Les 13 et 14 juillet 2019, le symposium international de Tokyo sur la Révolution française se déroulait sous la direction de Paul de Lacvivier (univ. Kokugakuin) et de l’abbé Thomas Onoda (FSSPX), sous le haut-patronage de Monseigneur le Duc d’Anjou, et avec le soutien de Vexillia Galliae, du Centre d’Études Historiques (CEH) et du Cercle d’Action Légitimiste (CAL).
Un an après, nous publions les actes de ce symposium. Ils paraissent hebdomadairement, chaque mardi.


L’abbé Thomas Onoda m’a demandé de parler un peu de la Révolution française. Comme vous le savez, c’est un sujet très vaste. J’ai donc pensé que, pour cette courte conférence, nous pourrions parler du grand-père de la Révolution française, Jean-Jacques Rousseau.

Jetons d’abord un bref coup d’œil sur la vie de ce dernier, puis analysons l’une de ses principales erreurs, néfaste pour le monde et la vérité en général, et pour notre foi catholique en particulier.

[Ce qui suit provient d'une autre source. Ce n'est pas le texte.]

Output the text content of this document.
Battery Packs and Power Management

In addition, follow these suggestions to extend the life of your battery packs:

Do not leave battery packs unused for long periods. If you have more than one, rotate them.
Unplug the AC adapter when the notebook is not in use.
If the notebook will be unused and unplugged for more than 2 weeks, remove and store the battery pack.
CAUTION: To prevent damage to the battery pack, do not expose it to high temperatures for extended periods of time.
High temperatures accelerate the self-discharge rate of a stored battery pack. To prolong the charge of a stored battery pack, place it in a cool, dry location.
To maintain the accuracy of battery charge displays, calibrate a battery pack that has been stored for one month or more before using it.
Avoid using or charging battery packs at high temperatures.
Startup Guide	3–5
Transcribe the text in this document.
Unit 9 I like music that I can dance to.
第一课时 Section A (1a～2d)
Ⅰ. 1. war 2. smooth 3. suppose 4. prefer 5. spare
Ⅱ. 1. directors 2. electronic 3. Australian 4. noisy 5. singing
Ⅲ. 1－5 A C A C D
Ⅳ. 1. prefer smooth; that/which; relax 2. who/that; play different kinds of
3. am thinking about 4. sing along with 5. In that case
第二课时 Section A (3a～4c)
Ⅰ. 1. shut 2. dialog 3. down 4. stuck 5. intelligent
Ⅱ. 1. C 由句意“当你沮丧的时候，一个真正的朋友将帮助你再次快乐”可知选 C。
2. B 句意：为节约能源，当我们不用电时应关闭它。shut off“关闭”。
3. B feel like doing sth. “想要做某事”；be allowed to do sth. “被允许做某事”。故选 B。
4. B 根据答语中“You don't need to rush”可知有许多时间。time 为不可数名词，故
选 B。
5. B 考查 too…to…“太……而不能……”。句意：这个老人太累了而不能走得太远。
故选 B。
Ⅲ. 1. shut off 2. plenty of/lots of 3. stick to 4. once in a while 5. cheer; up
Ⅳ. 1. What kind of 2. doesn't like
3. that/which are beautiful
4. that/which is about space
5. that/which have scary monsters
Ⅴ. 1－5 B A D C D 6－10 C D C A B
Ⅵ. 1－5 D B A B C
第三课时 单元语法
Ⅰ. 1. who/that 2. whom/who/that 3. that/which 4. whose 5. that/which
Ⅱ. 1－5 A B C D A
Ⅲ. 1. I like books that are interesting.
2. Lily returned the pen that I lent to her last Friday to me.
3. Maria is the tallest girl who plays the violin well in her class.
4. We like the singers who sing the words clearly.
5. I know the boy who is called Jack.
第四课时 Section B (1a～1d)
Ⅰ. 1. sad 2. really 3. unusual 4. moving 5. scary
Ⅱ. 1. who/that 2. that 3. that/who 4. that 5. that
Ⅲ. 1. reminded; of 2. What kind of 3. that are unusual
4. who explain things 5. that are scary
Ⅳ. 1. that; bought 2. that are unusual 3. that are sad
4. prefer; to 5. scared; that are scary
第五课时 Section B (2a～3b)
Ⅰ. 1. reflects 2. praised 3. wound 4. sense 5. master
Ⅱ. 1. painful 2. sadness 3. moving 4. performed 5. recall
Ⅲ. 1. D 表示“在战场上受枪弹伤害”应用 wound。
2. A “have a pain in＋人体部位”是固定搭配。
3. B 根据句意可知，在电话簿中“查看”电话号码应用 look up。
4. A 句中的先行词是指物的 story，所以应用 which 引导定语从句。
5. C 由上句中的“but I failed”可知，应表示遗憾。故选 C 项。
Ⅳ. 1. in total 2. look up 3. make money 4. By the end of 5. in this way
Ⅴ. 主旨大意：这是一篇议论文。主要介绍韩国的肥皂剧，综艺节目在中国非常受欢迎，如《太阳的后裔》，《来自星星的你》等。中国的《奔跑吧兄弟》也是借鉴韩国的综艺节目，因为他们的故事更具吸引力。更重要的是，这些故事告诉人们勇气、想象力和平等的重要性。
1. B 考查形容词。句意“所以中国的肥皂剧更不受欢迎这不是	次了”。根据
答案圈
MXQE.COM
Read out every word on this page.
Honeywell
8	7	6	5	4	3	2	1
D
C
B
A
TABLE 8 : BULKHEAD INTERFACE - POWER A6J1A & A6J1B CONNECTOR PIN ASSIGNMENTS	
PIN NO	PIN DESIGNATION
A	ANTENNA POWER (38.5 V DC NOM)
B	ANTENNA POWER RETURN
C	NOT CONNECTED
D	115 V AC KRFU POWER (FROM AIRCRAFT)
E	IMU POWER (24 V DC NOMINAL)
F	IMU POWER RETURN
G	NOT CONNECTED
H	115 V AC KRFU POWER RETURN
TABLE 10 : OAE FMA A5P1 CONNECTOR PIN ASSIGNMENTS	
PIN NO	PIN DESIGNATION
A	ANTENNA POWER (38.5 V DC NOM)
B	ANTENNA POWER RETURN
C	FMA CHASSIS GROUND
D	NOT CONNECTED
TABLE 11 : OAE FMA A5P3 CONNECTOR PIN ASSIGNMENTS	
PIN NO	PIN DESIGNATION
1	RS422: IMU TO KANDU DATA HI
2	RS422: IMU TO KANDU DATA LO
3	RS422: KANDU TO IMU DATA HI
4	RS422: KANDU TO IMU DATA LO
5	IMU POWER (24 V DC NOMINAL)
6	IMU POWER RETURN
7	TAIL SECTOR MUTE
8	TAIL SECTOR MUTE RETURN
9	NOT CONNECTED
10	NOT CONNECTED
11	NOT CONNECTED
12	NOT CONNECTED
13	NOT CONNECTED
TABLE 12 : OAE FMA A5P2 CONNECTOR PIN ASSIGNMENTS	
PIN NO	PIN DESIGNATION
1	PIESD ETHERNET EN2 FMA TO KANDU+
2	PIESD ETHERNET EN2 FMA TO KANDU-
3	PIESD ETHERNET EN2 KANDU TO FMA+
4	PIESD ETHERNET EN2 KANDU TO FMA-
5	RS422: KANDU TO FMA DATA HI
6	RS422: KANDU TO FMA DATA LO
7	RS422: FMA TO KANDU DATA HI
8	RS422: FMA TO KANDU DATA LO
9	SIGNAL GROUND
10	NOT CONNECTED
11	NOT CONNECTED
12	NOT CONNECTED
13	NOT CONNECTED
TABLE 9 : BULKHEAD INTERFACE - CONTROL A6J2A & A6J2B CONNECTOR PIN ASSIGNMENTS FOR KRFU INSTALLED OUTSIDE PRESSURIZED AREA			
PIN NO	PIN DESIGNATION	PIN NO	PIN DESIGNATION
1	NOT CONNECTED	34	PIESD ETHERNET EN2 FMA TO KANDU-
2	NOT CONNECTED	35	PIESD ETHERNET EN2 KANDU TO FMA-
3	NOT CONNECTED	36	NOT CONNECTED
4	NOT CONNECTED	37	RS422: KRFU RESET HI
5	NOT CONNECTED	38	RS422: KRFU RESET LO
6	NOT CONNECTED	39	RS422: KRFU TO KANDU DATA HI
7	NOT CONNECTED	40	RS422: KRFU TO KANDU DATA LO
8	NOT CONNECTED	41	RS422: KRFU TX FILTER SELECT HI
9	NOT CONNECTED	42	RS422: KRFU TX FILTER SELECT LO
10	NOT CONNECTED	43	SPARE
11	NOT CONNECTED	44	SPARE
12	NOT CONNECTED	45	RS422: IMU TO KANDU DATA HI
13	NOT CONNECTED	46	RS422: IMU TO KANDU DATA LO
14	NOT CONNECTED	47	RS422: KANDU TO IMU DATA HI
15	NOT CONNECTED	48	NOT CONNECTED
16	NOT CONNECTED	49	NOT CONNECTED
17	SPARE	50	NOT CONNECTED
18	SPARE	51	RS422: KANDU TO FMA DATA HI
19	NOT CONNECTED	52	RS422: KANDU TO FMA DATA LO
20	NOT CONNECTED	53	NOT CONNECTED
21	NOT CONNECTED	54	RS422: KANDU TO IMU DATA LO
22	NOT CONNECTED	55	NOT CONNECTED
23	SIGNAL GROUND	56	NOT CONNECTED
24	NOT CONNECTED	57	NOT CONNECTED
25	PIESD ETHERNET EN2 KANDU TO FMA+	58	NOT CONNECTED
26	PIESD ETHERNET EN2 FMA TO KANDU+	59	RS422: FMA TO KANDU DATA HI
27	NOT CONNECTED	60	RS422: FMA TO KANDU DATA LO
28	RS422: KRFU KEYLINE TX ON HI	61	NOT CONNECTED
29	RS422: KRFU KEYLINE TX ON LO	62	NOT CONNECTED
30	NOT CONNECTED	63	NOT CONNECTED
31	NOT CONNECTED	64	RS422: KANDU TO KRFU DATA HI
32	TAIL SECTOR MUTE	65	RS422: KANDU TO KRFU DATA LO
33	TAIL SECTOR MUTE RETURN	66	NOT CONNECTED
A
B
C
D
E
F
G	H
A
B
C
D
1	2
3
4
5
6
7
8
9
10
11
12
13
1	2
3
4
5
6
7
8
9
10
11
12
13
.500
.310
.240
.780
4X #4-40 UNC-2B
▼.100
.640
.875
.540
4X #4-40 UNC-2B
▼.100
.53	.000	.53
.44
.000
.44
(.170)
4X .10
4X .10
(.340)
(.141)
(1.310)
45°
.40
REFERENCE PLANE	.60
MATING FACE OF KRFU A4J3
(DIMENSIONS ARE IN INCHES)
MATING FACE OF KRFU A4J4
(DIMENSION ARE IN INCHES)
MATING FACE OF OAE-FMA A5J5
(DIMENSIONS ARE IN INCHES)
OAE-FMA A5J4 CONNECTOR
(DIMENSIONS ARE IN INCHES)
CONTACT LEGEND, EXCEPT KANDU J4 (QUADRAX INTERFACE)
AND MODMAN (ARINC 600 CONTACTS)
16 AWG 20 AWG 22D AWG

I – Introduction à la vie de Rousseau

Né en 1712, en Suisse, Jean-Jacques Rousseau partagea sa vie entre plusieurs pays d’Europe, comme la France, la Suisse et, dans une moindre mesure, l’Angleterre. Il était, si l’on en croit tous les récits et études historiques, très intéressant, mais aussi très dangereux. Comme je l’ai dit au début, il fut le grand-père de la Révolution, dont il fit naître les idées et dont il influença les prémices. Non seulement, son rôle fut terrible en son temps, mais, en plus, son influence perdura au cours des siècles et son idéologie continua de susciter nombre d’erreurs et de problèmes, ce jusqu’à aujourd’hui.
Rousseau, en fait, mourut 10 ans avant la Révolution. Néanmoins, un certain nombre de révolutionnaires historiques – y compris parmi les plus importants et les plus horribles – firent de lui un guide spirituel et un grand prêtre de la Révolution française. Rousseau fut, pourrait-on dire, le premier et le plus célèbre des intellectuels francophones modernes. À certains égards, il fut aussi le plus puissant et le plus influent d’entre eux, non pas parce qu’il en eût été le plus intelligent, mais parce que ses capacités d’expression, ses convictions (self-delusion) et sa passion étaient si fortes qu’il savait séduire l’opinion publique.
Parfois, Rousseau eût détruit le raisonnement humain ; d’autres fois, il ne comptait que sur celui-ci. Parfois, il déclamait que les religions organisées – le catholicisme en particulier, mais le protestantisme également – étaient des choses terribles ; d’autres fois, il les couvrait d’éloges. Ses idées étaient donc contradictoires, mais son éloquence textuelle lui permit d’acquérir une grande influence. Il excellait notamment dans l’art de synthétiser et de s’approprier les idées des multiples auteurs qu’il avait lus pour les transmettre avec une nouvelle approche, originale et passionnée, qui faisait de lui un formidable convoyeur des vieilles idées erronées qui flottaient dans l’air depuis longtemps.
Son influence était donc immense. Ceux qui vécurent peu de temps après sa mort, le considéraient déjà comme le véritable responsable de la destruction de la France d’Ancien Régime. C’était le cas du roi Louis XVI ; de Napoléon également. Les historiens ont, en outre, démontré que les chefs de la Révolution française voulaient tous être considérés comme les fils adoptifs de Rousseau ; ils voulaient être semblables à lui, l’imitaient le plus fidèlement possible, tant dans leurs idées que dans leur personnalité. Ils le considéraient comme le nouvel Adam, le signe de la perfection.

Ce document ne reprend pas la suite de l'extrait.